В той английской книге
Женщине, измученной родами,
Готовой выскользнуть в смерть как в калитку,
Другая женщина рекомендует быть мужественной,
Все, что надо, говорит она, это сделать усилие.
Она говорит о ней в третьем лице,
Как о героине романа,
Которой та могла бы явиться,
Если бы сделала усилие,
Не убежала, рук не разжала,
Не доказала слабость своей природы;
Мы все должны делать усилие, объясняет она
                                         снисходительно.
На нас лежит ответственность: сделать усилие.

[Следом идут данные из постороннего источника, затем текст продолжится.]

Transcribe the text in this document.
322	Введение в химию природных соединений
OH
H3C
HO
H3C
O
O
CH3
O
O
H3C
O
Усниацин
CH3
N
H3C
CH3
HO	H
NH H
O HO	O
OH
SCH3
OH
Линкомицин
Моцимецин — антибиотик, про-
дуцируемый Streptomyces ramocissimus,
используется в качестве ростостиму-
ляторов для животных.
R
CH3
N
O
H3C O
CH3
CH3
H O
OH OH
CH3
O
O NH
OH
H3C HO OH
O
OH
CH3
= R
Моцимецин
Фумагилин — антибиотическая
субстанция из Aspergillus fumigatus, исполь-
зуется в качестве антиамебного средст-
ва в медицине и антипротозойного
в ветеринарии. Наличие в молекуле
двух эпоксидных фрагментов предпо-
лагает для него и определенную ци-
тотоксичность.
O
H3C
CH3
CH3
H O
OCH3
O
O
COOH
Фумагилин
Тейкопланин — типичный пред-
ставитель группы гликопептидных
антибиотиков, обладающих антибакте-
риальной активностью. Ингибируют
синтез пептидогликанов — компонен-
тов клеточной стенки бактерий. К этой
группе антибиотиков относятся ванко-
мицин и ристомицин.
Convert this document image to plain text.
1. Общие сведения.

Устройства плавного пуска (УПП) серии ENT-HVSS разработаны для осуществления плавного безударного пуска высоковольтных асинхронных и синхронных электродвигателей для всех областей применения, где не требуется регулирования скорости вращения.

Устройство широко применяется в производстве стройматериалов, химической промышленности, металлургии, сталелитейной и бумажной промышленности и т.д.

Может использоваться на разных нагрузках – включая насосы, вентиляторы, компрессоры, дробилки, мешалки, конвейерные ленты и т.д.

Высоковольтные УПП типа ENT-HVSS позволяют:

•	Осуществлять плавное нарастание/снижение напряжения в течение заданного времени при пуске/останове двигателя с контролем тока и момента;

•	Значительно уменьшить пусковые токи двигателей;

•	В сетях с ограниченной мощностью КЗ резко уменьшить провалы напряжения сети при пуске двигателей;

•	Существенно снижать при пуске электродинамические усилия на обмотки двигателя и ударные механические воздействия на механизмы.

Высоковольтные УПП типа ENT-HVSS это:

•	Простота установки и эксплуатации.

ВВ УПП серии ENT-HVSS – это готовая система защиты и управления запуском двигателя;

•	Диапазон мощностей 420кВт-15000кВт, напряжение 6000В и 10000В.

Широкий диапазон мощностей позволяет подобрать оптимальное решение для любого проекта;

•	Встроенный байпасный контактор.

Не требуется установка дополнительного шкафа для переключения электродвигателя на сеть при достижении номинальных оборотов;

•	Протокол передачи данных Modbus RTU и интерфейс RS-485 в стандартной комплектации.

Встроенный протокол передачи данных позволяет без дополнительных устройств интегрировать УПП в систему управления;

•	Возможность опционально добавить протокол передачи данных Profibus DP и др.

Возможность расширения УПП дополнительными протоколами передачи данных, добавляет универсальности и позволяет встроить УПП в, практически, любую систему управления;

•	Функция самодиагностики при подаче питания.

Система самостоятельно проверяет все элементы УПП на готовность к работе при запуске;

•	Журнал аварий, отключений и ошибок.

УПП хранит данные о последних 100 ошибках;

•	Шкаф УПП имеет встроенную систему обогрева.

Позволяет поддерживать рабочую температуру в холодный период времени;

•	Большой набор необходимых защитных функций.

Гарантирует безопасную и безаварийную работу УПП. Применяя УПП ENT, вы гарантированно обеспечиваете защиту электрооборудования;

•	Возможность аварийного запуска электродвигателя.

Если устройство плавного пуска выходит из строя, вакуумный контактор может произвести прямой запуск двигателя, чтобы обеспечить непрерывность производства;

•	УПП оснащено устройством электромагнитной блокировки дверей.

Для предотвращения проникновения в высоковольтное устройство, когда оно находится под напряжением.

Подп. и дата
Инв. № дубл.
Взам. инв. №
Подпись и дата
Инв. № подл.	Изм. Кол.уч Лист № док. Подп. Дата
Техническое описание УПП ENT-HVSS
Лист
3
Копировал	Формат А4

Негероиня делает немужественное усилие:
Истекает
(подземной водой в решето)
Прилагается к мертвым
Замощает собственным телом
Место между мертвыми белыми мужчинами
 
G
 
Разрой мерзлую землю,
Потрогай мертвую песню.
Раздвинь ее меловые губы,
Потрогай пальцем
Твердые клубни зубов.
 
 
В одном из темных, из подземных коридоров
Внимательная девочка находит
Чему там находиться не положено:
Оно огромное, его не обойти,
Оно заполнило все место для дыхания,
 
 
И для того, чтобы пройти по коридору
(бегом, зажмурившись)
Теперь приходится протискиваться боком:
Там чье-то тело, тело все пространство съело,
Оно замерзло, умерло, ничье.
 
 
Крылья тесно поджаты,
Клюв и ножки прижаты,
Клеклый пух, закрытые веки,
Поцелуй в слюдяные перья:
Верую, ласточка, помоги моему неверью.
 
 
И вдруг она услышала, что в груди у ласточки
                            что-то мерно застучало:
«Стук! Стук!» – сначала тихо, а потом громче
                                              и громче.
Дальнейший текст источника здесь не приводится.